My Royal calligraphy

Program 3: Food for the Royals



Cooking class
For our third session we prepared and cooked Royal bibimbap. 


Royal bibimbap is a little bit different/special from the usual bibimbap, which just contains vegetables and fruits. Royal bibimbap included beef mince and fish, although I opted to omit them from mine. I'm seriously considering becoming a vegetarian when I leave Korea. Personally, I've eaten enough meat here to last me a lifetime. 
Par-boil 
I was looking forward to learning how to make bibimbap, I thought it would be easy and something I could prepare at home. It's not difficult per-se, more fiddly and time consuming. We were given handouts with  ingredients and cooking instructions, but I'm afraid I seem to have misplaced it already.

My Royal Bibimbap 
Considering you mix it all together to eat it anyway, and bibimbap only costs 5-6000 won to buy in restaurants, personally I think I'll be continuing to do that. 
My Royal Bibimbap, all mixed up and ready to eat.
Tastes good.
Program 4: Attires for the King and the Queen

The final lecture covered traditional royal attire, including a dress-up session.

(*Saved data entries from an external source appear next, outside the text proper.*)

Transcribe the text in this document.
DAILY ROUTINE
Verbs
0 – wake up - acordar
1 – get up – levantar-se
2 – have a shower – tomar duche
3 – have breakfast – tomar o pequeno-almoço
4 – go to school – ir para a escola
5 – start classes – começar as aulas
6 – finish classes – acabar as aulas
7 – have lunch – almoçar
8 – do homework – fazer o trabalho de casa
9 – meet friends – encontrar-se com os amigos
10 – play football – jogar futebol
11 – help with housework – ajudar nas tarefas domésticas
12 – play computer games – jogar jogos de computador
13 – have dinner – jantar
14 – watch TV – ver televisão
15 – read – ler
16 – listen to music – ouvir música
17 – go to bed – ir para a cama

Triple pendants of the consort of Imperial Prince Yeong
Women's court ceremonial jacket and blue skirt of the consort of Imperial Prince Yeong.

Great ceremonial robe of of the consort of Imperial Prince Yeong.

Quilted socks for children, Joseon dynasty.

Daily wear for the young Prince.

Ceremonial robe for the young Prince.

Cloisonne enamel royal incense burner.

How to wear the Queen's ceremonial robe.
King and Queen's Royal attire.

When we finished the program, we were presented with beautiful certificates, that were stamped with the Royal seal to commemorate our successful completion, and participation in the course.